Signaleringsblog week 12: actuele jurisprudentie en ontwikkelingen bestuursrecht en omgevingsrecht
In deze blog signaleren wij kort enkele belangwekkende bestuursrechtelijke en omgevingsrechtelijke uitspraken en ontwikkelingen van de afgelopen periode.
I- Jurisprudentie
Strijd met goede procesorde: Unierecht verzet zich niet tegen buiten beschouwing laten nieuwe beroepsgronden die zeer kort voor zitting worden ingediend
In haar uitspraak van 5 maart 2025 (ECLI:NL:RVS:2025:873) oordeelt de Afdeling bestuursrechtspraak van de Raad van State (“Afdeling”) dat het niet in strijd is met het Unierecht om beroepsgronden wegens strijd met de goede procesorde buiten beschouwing te laten. De Afdeling overweegt dat uit vaste jurisprudentie van de Afdeling volgt dat nadere argumenten en stukken ook na afloop van de beroepstermijn kunnen worden aangevoerd ter motivering van een eerdere beroepsgrond, tenzij dat in strijd is met een goede procesorde. Voor het antwoord op de vraag of van dit laatste sprake is, is de tien dagentermijn van art. 8:58 Algemene wet bestuursrecht (“Awb”) van belang, maar niet doorslaggevend. Van strijd met de goede procesorde is sprake, als nieuwe argumenten, gegevens of stukken verwijtbaar zo laat worden ingediend en/of zodanig complex of omvangrijk zijn dat dit (i) de andere partijen belemmert om daarop adequaat te reageren, (ii) de Afdeling belemmert in haar voorbereiding van de zitting of (iii) de goede voortgang van de procedure op een andere wijze belemmert. De Afdeling stelt vast dat in dit geval twaalf dagen voor de zitting een nader stuk is ingediend dat nieuwe beroepsgronden bevat, waarop de andere partijen niet adequaat hebben kunnen reageren. Ook heeft dit de Afdeling belemmerd in haar voorbereiding van de zitting. Naar het oordeel van de Afdeling verzet het Unierecht zich er niet tegen dat de rechter dergelijke kort voor de zitting ingebrachte nieuwe beroepsgronden buiten beschouwing laat wegens strijd met de goede procesorde, ook als het onder meer gaat om Unierechtelijke milieuvoorschriften. Het gaat volgens de Afdeling om een passend mechanisme om het goede verloop van de procedure te waarborgen (vgl. de arresten van het Hof van Justitie van de Europese Unie van 15 oktober 2015, ECLI:EU:C:2015:683, 15 maart 2017, ECLI:EU:C:2017:209 en 15 juni 2023, ECLI:EU:C:2023:477).

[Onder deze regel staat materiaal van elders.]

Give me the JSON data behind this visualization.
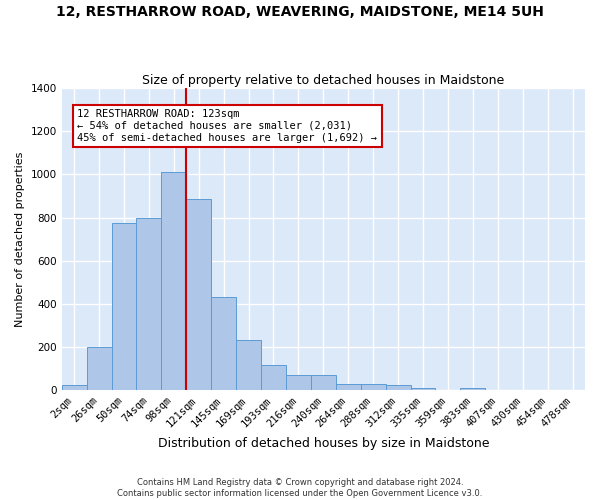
{
  "title": "12, RESTHARROW ROAD, WEAVERING, MAIDSTONE, ME14 5UH",
  "subtitle": "Size of property relative to detached houses in Maidstone",
  "xlabel": "Distribution of detached houses by size in Maidstone",
  "ylabel": "Number of detached properties",
  "categories": [
    "2sqm",
    "26sqm",
    "50sqm",
    "74sqm",
    "98sqm",
    "121sqm",
    "145sqm",
    "169sqm",
    "193sqm",
    "216sqm",
    "240sqm",
    "264sqm",
    "288sqm",
    "312sqm",
    "335sqm",
    "359sqm",
    "383sqm",
    "407sqm",
    "430sqm",
    "454sqm",
    "478sqm"
  ],
  "bar_heights": [
    22,
    200,
    775,
    800,
    1010,
    885,
    430,
    235,
    115,
    70,
    70,
    28,
    28,
    22,
    12,
    0,
    12,
    0,
    0,
    0,
    0
  ],
  "bar_color": "#aec6e8",
  "bar_edge_color": "#5b9bd5",
  "background_color": "#dce9f8",
  "grid_color": "#ffffff",
  "vline_x": 4.5,
  "vline_color": "#cc0000",
  "annotation_text": "12 RESTHARROW ROAD: 123sqm\n← 54% of detached houses are smaller (2,031)\n45% of semi-detached houses are larger (1,692) →",
  "annotation_box_color": "#cc0000",
  "ylim": [
    0,
    1400
  ],
  "yticks": [
    0,
    200,
    400,
    600,
    800,
    1000,
    1200,
    1400
  ],
  "footer": "Contains HM Land Registry data © Crown copyright and database right 2024.\nContains public sector information licensed under the Open Government Licence v3.0.",
  "title_fontsize": 10,
  "subtitle_fontsize": 9,
  "xlabel_fontsize": 9,
  "ylabel_fontsize": 8,
  "tick_fontsize": 7.5,
  "footer_fontsize": 6
}
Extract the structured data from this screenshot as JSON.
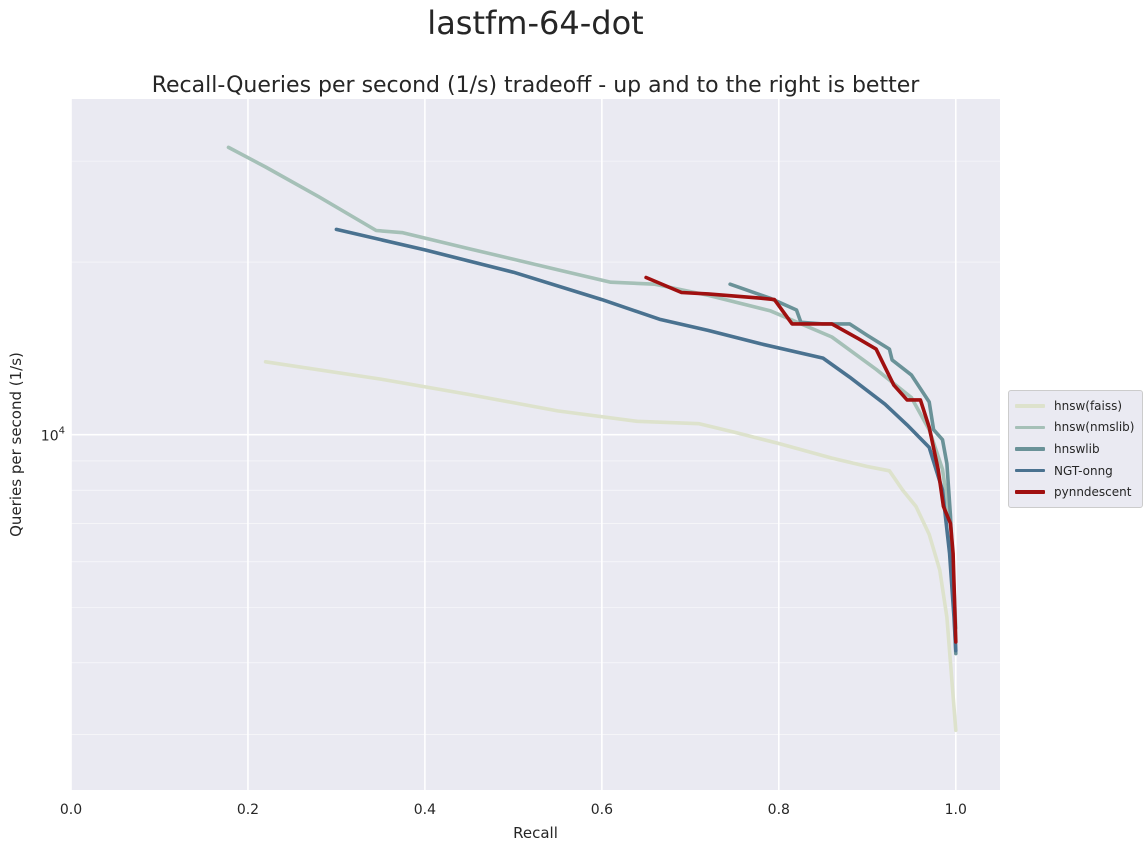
{
  "suptitle": "lastfm-64-dot",
  "chart_data": {
    "type": "line",
    "title": "Recall-Queries per second (1/s) tradeoff - up and to the right is better",
    "xlabel": "Recall",
    "ylabel": "Queries per second (1/s)",
    "xlim": [
      0.0,
      1.05
    ],
    "ylim": [
      2400,
      38500
    ],
    "yscale": "log",
    "x_ticks": [
      "0.0",
      "0.2",
      "0.4",
      "0.6",
      "0.8",
      "1.0"
    ],
    "y_ticks": [
      {
        "base": "10",
        "exp": "4",
        "value": 10000
      }
    ],
    "grid": true,
    "legend_position": "right",
    "series": [
      {
        "name": "hnsw(faiss)",
        "color": "#dde2cc",
        "x": [
          0.22,
          0.35,
          0.45,
          0.55,
          0.64,
          0.71,
          0.75,
          0.8,
          0.86,
          0.9,
          0.925,
          0.94,
          0.955,
          0.97,
          0.982,
          0.99,
          0.994,
          0.997,
          1.0
        ],
        "y": [
          13400,
          12500,
          11750,
          11000,
          10550,
          10450,
          10100,
          9650,
          9100,
          8800,
          8650,
          8000,
          7500,
          6700,
          5800,
          4800,
          4000,
          3500,
          3050
        ]
      },
      {
        "name": "hnsw(nmslib)",
        "color": "#a5c0b7",
        "x": [
          0.178,
          0.22,
          0.28,
          0.345,
          0.375,
          0.45,
          0.55,
          0.61,
          0.66,
          0.72,
          0.79,
          0.86,
          0.91,
          0.95,
          0.97,
          0.985,
          0.995,
          1.0
        ],
        "y": [
          31700,
          29300,
          26000,
          22700,
          22500,
          21100,
          19400,
          18450,
          18300,
          17500,
          16450,
          14800,
          13000,
          11600,
          10200,
          8700,
          6800,
          4600
        ]
      },
      {
        "name": "hnswlib",
        "color": "#6a9298",
        "x": [
          0.745,
          0.79,
          0.82,
          0.825,
          0.85,
          0.88,
          0.9,
          0.925,
          0.928,
          0.95,
          0.97,
          0.975,
          0.985,
          0.99,
          0.994,
          0.997,
          1.0
        ],
        "y": [
          18300,
          17300,
          16500,
          15700,
          15600,
          15600,
          14900,
          14100,
          13500,
          12700,
          11400,
          10200,
          9800,
          8900,
          7200,
          5500,
          4150
        ]
      },
      {
        "name": "NGT-onng",
        "color": "#4a7290",
        "x": [
          0.3,
          0.4,
          0.5,
          0.6,
          0.665,
          0.72,
          0.78,
          0.85,
          0.88,
          0.92,
          0.945,
          0.97,
          0.985,
          0.993,
          0.998,
          1.0
        ],
        "y": [
          22800,
          21000,
          19200,
          17200,
          15900,
          15200,
          14400,
          13600,
          12600,
          11300,
          10400,
          9500,
          8000,
          6200,
          4800,
          4200
        ]
      },
      {
        "name": "pynndescent",
        "color": "#a01010",
        "x": [
          0.65,
          0.69,
          0.72,
          0.78,
          0.795,
          0.815,
          0.84,
          0.86,
          0.89,
          0.91,
          0.93,
          0.945,
          0.96,
          0.97,
          0.98,
          0.986,
          0.994,
          0.997,
          1.0
        ],
        "y": [
          18800,
          17700,
          17600,
          17300,
          17200,
          15600,
          15600,
          15600,
          14700,
          14100,
          12200,
          11500,
          11500,
          10300,
          8700,
          7500,
          7000,
          6200,
          4350
        ]
      }
    ]
  }
}
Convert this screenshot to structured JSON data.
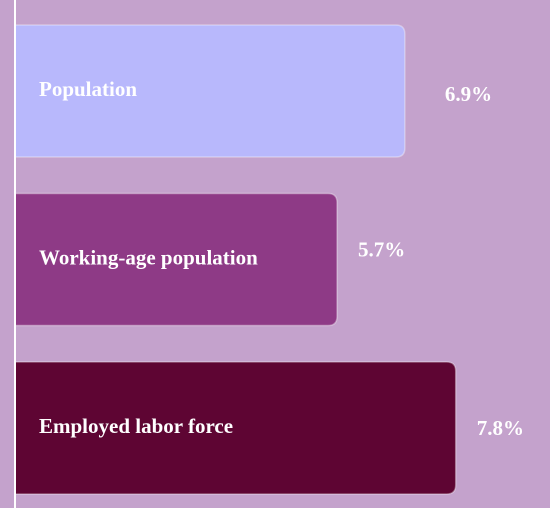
{
  "chart_data": {
    "type": "bar",
    "orientation": "horizontal",
    "categories": [
      "Population",
      "Working-age population",
      "Employed labor force"
    ],
    "values": [
      6.9,
      5.7,
      7.8
    ],
    "value_labels": [
      "6.9%",
      "5.7%",
      "7.8%"
    ],
    "colors": [
      "#b8b8fc",
      "#8e3a86",
      "#5e0533"
    ]
  }
}
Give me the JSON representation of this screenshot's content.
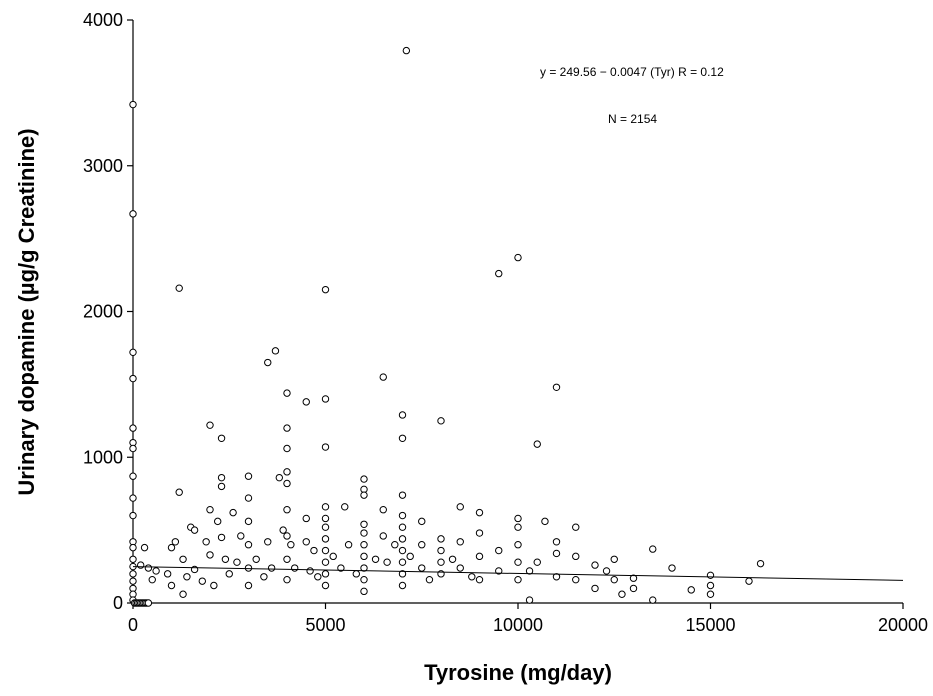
{
  "chart_data": {
    "type": "scatter",
    "title": "",
    "xlabel": "Tyrosine (mg/day)",
    "ylabel": "Urinary dopamine (µg/g Creatinine)",
    "xlim": [
      0,
      20000
    ],
    "ylim": [
      0,
      4000
    ],
    "x_ticks": [
      "0",
      "5000",
      "10000",
      "15000",
      "20000"
    ],
    "y_ticks": [
      "0",
      "1000",
      "2000",
      "3000",
      "4000"
    ],
    "annotations": {
      "equation": "y = 249.56 − 0.0047 (Tyr)   R = 0.12",
      "n": "N = 2154"
    },
    "regression": {
      "intercept": 249.56,
      "slope": -0.0047,
      "r": 0.12,
      "x_range": [
        0,
        20000
      ]
    },
    "marker": "open-circle",
    "grid": false,
    "points": [
      [
        0,
        3420
      ],
      [
        0,
        2670
      ],
      [
        0,
        1720
      ],
      [
        0,
        1540
      ],
      [
        0,
        1200
      ],
      [
        0,
        1100
      ],
      [
        0,
        1060
      ],
      [
        0,
        870
      ],
      [
        0,
        720
      ],
      [
        0,
        600
      ],
      [
        0,
        420
      ],
      [
        0,
        380
      ],
      [
        0,
        300
      ],
      [
        0,
        250
      ],
      [
        0,
        200
      ],
      [
        0,
        150
      ],
      [
        0,
        100
      ],
      [
        0,
        60
      ],
      [
        0,
        20
      ],
      [
        40,
        0
      ],
      [
        80,
        0
      ],
      [
        120,
        0
      ],
      [
        160,
        0
      ],
      [
        200,
        0
      ],
      [
        240,
        0
      ],
      [
        280,
        0
      ],
      [
        320,
        0
      ],
      [
        360,
        0
      ],
      [
        400,
        0
      ],
      [
        200,
        260
      ],
      [
        300,
        380
      ],
      [
        400,
        240
      ],
      [
        500,
        160
      ],
      [
        600,
        220
      ],
      [
        900,
        200
      ],
      [
        1000,
        380
      ],
      [
        1000,
        120
      ],
      [
        1100,
        420
      ],
      [
        1200,
        2160
      ],
      [
        1200,
        760
      ],
      [
        1300,
        300
      ],
      [
        1300,
        60
      ],
      [
        1400,
        180
      ],
      [
        1500,
        520
      ],
      [
        1600,
        500
      ],
      [
        1600,
        230
      ],
      [
        1800,
        150
      ],
      [
        1900,
        420
      ],
      [
        2000,
        1220
      ],
      [
        2000,
        640
      ],
      [
        2000,
        330
      ],
      [
        2100,
        120
      ],
      [
        2200,
        560
      ],
      [
        2300,
        1130
      ],
      [
        2300,
        860
      ],
      [
        2300,
        800
      ],
      [
        2300,
        450
      ],
      [
        2400,
        300
      ],
      [
        2500,
        200
      ],
      [
        2600,
        620
      ],
      [
        2700,
        280
      ],
      [
        2800,
        460
      ],
      [
        3000,
        870
      ],
      [
        3000,
        720
      ],
      [
        3000,
        560
      ],
      [
        3000,
        400
      ],
      [
        3000,
        240
      ],
      [
        3000,
        120
      ],
      [
        3200,
        300
      ],
      [
        3400,
        180
      ],
      [
        3500,
        1650
      ],
      [
        3500,
        420
      ],
      [
        3600,
        240
      ],
      [
        3700,
        1730
      ],
      [
        3800,
        860
      ],
      [
        3900,
        500
      ],
      [
        4000,
        1440
      ],
      [
        4000,
        1200
      ],
      [
        4000,
        1060
      ],
      [
        4000,
        900
      ],
      [
        4000,
        820
      ],
      [
        4000,
        640
      ],
      [
        4000,
        460
      ],
      [
        4000,
        300
      ],
      [
        4000,
        160
      ],
      [
        4100,
        400
      ],
      [
        4200,
        240
      ],
      [
        4500,
        1380
      ],
      [
        4500,
        580
      ],
      [
        4500,
        420
      ],
      [
        4600,
        220
      ],
      [
        4700,
        360
      ],
      [
        4800,
        180
      ],
      [
        5000,
        2150
      ],
      [
        5000,
        1400
      ],
      [
        5000,
        1070
      ],
      [
        5000,
        660
      ],
      [
        5000,
        580
      ],
      [
        5000,
        520
      ],
      [
        5000,
        440
      ],
      [
        5000,
        360
      ],
      [
        5000,
        280
      ],
      [
        5000,
        200
      ],
      [
        5000,
        120
      ],
      [
        5200,
        320
      ],
      [
        5400,
        240
      ],
      [
        5500,
        660
      ],
      [
        5600,
        400
      ],
      [
        5800,
        200
      ],
      [
        6000,
        850
      ],
      [
        6000,
        780
      ],
      [
        6000,
        740
      ],
      [
        6000,
        540
      ],
      [
        6000,
        480
      ],
      [
        6000,
        400
      ],
      [
        6000,
        320
      ],
      [
        6000,
        240
      ],
      [
        6000,
        160
      ],
      [
        6000,
        80
      ],
      [
        6300,
        300
      ],
      [
        6500,
        1550
      ],
      [
        6500,
        640
      ],
      [
        6500,
        460
      ],
      [
        6600,
        280
      ],
      [
        6800,
        400
      ],
      [
        7000,
        1290
      ],
      [
        7000,
        1130
      ],
      [
        7000,
        740
      ],
      [
        7000,
        600
      ],
      [
        7000,
        520
      ],
      [
        7000,
        440
      ],
      [
        7000,
        360
      ],
      [
        7000,
        280
      ],
      [
        7000,
        200
      ],
      [
        7000,
        120
      ],
      [
        7100,
        3790
      ],
      [
        7200,
        320
      ],
      [
        7500,
        560
      ],
      [
        7500,
        400
      ],
      [
        7500,
        240
      ],
      [
        7700,
        160
      ],
      [
        8000,
        1250
      ],
      [
        8000,
        440
      ],
      [
        8000,
        360
      ],
      [
        8000,
        280
      ],
      [
        8000,
        200
      ],
      [
        8300,
        300
      ],
      [
        8500,
        660
      ],
      [
        8500,
        420
      ],
      [
        8500,
        240
      ],
      [
        8800,
        180
      ],
      [
        9000,
        620
      ],
      [
        9000,
        480
      ],
      [
        9000,
        320
      ],
      [
        9000,
        160
      ],
      [
        9500,
        2260
      ],
      [
        9500,
        360
      ],
      [
        9500,
        220
      ],
      [
        10000,
        2370
      ],
      [
        10000,
        580
      ],
      [
        10000,
        520
      ],
      [
        10000,
        400
      ],
      [
        10000,
        280
      ],
      [
        10000,
        160
      ],
      [
        10300,
        20
      ],
      [
        10300,
        220
      ],
      [
        10500,
        1090
      ],
      [
        10500,
        280
      ],
      [
        10700,
        560
      ],
      [
        11000,
        1480
      ],
      [
        11000,
        420
      ],
      [
        11000,
        340
      ],
      [
        11000,
        180
      ],
      [
        11500,
        520
      ],
      [
        11500,
        320
      ],
      [
        11500,
        160
      ],
      [
        12000,
        260
      ],
      [
        12000,
        100
      ],
      [
        12300,
        220
      ],
      [
        12500,
        300
      ],
      [
        12500,
        160
      ],
      [
        12700,
        60
      ],
      [
        13000,
        170
      ],
      [
        13000,
        100
      ],
      [
        13500,
        370
      ],
      [
        13500,
        20
      ],
      [
        14000,
        240
      ],
      [
        14500,
        90
      ],
      [
        15000,
        190
      ],
      [
        15000,
        120
      ],
      [
        15000,
        60
      ],
      [
        16000,
        150
      ],
      [
        16300,
        270
      ]
    ]
  }
}
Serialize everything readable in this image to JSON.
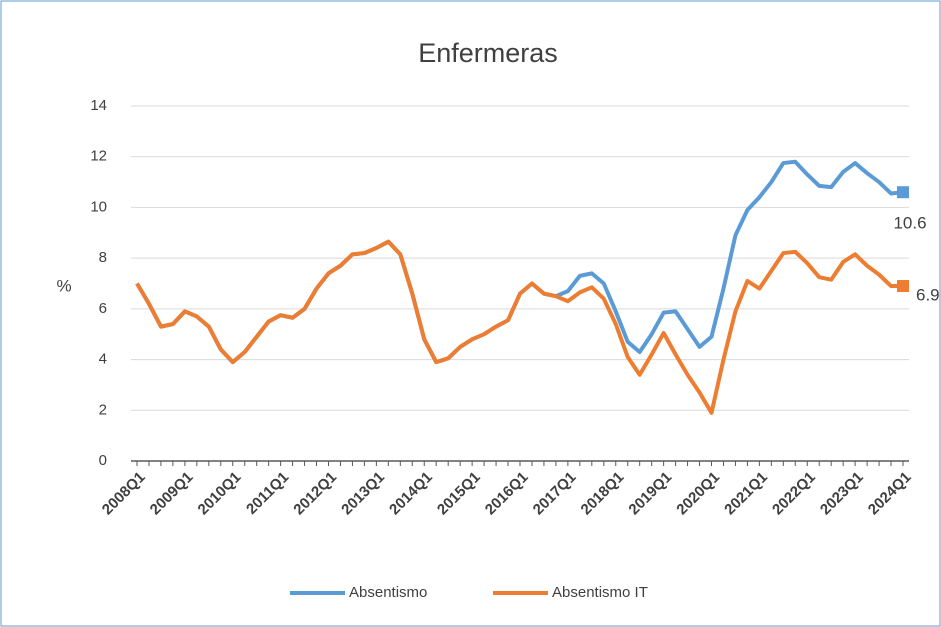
{
  "chart_data": {
    "type": "line",
    "title": "Enfermeras",
    "ylabel": "%",
    "categories": [
      "2008Q1",
      null,
      null,
      null,
      "2009Q1",
      null,
      null,
      null,
      "2010Q1",
      null,
      null,
      null,
      "2011Q1",
      null,
      null,
      null,
      "2012Q1",
      null,
      null,
      null,
      "2013Q1",
      null,
      null,
      null,
      "2014Q1",
      null,
      null,
      null,
      "2015Q1",
      null,
      null,
      null,
      "2016Q1",
      null,
      null,
      null,
      "2017Q1",
      null,
      null,
      null,
      "2018Q1",
      null,
      null,
      null,
      "2019Q1",
      null,
      null,
      null,
      "2020Q1",
      null,
      null,
      null,
      "2021Q1",
      null,
      null,
      null,
      "2022Q1",
      null,
      null,
      null,
      "2023Q1",
      null,
      null,
      null,
      "2024Q1"
    ],
    "series": [
      {
        "name": "Absentismo",
        "color": "#5b9bd5",
        "values": [
          7.0,
          6.2,
          5.3,
          5.4,
          5.9,
          5.7,
          5.3,
          4.4,
          3.9,
          4.3,
          4.9,
          5.5,
          5.75,
          5.65,
          6.0,
          6.8,
          7.4,
          7.7,
          8.15,
          8.2,
          8.4,
          8.65,
          8.15,
          6.6,
          4.8,
          3.9,
          4.05,
          4.5,
          4.8,
          5.0,
          5.3,
          5.55,
          6.6,
          7.0,
          6.6,
          6.5,
          6.7,
          7.3,
          7.4,
          7.0,
          5.9,
          4.7,
          4.3,
          5.0,
          5.85,
          5.9,
          5.2,
          4.5,
          4.9,
          6.8,
          8.9,
          9.9,
          10.4,
          11.0,
          11.75,
          11.8,
          11.3,
          10.85,
          10.8,
          11.4,
          11.75,
          11.35,
          11.0,
          10.55,
          10.6
        ]
      },
      {
        "name": "Absentismo IT",
        "color": "#ed7d31",
        "values": [
          7.0,
          6.2,
          5.3,
          5.4,
          5.9,
          5.7,
          5.3,
          4.4,
          3.9,
          4.3,
          4.9,
          5.5,
          5.75,
          5.65,
          6.0,
          6.8,
          7.4,
          7.7,
          8.15,
          8.2,
          8.4,
          8.65,
          8.15,
          6.6,
          4.8,
          3.9,
          4.05,
          4.5,
          4.8,
          5.0,
          5.3,
          5.55,
          6.6,
          7.0,
          6.6,
          6.5,
          6.3,
          6.65,
          6.85,
          6.4,
          5.4,
          4.1,
          3.4,
          4.2,
          5.05,
          4.2,
          3.4,
          2.7,
          1.9,
          4.0,
          5.9,
          7.1,
          6.8,
          7.5,
          8.2,
          8.25,
          7.8,
          7.25,
          7.15,
          7.85,
          8.15,
          7.7,
          7.35,
          6.9,
          6.9
        ]
      }
    ],
    "ylim": [
      0,
      14
    ],
    "yticks": [
      0,
      2,
      4,
      6,
      8,
      10,
      12,
      14
    ],
    "grid": true,
    "legend": "bottom"
  }
}
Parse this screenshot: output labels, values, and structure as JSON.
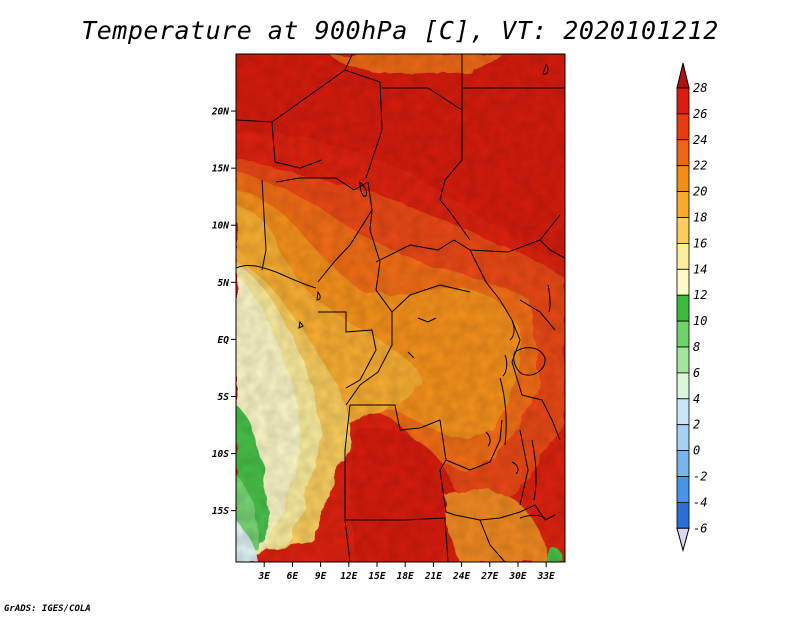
{
  "title": "Temperature at 900hPa [C], VT: 2020101212",
  "credit": "GrADS: IGES/COLA",
  "map": {
    "lon_range": [
      0,
      35
    ],
    "lat_range": [
      -19.5,
      25
    ],
    "lat_ticks": [
      {
        "value": 20,
        "label": "20N"
      },
      {
        "value": 15,
        "label": "15N"
      },
      {
        "value": 10,
        "label": "10N"
      },
      {
        "value": 5,
        "label": "5N"
      },
      {
        "value": 0,
        "label": "EQ"
      },
      {
        "value": -5,
        "label": "5S"
      },
      {
        "value": -10,
        "label": "10S"
      },
      {
        "value": -15,
        "label": "15S"
      }
    ],
    "lon_ticks": [
      {
        "value": 3,
        "label": "3E"
      },
      {
        "value": 6,
        "label": "6E"
      },
      {
        "value": 9,
        "label": "9E"
      },
      {
        "value": 12,
        "label": "12E"
      },
      {
        "value": 15,
        "label": "15E"
      },
      {
        "value": 18,
        "label": "18E"
      },
      {
        "value": 21,
        "label": "21E"
      },
      {
        "value": 24,
        "label": "24E"
      },
      {
        "value": 27,
        "label": "27E"
      },
      {
        "value": 30,
        "label": "30E"
      },
      {
        "value": 33,
        "label": "33E"
      }
    ]
  },
  "colorbar": {
    "levels": [
      "28",
      "26",
      "24",
      "22",
      "20",
      "18",
      "16",
      "14",
      "12",
      "10",
      "8",
      "6",
      "4",
      "2",
      "0",
      "-2",
      "-4",
      "-6"
    ],
    "colors_top_to_bottom": [
      "#dc1c10",
      "#e83c10",
      "#f06414",
      "#f58c18",
      "#f9aa2a",
      "#fbcd5a",
      "#fcee9a",
      "#fdfac8",
      "#3cbc3c",
      "#6ed46a",
      "#a0e69c",
      "#dcf6dc",
      "#c8e6f8",
      "#a6d0f4",
      "#78b4f0",
      "#4894e8",
      "#2a6ed8",
      "#1448c0",
      "#10249a",
      "#0a0a62"
    ],
    "top_triangle_color": "#b41010",
    "bottom_triangle_color": "#ddd6f2"
  }
}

Hoewel de toepassing van dit mechanisme er niet toe mag leiden dat de toegang tot de rechter op grond van art. 11 mer-richtlijn in de praktijk onmogelijk of uiterst moeilijk wordt gemaakt (vgl. het hiervoor aangehaald arrest van 15 juni 2023), is daarvan in dit geval geen sprake: appellante heeft niet gemotiveerd waarom zij deze beroepsgronden niet eerder heeft kunnen aanvoeren.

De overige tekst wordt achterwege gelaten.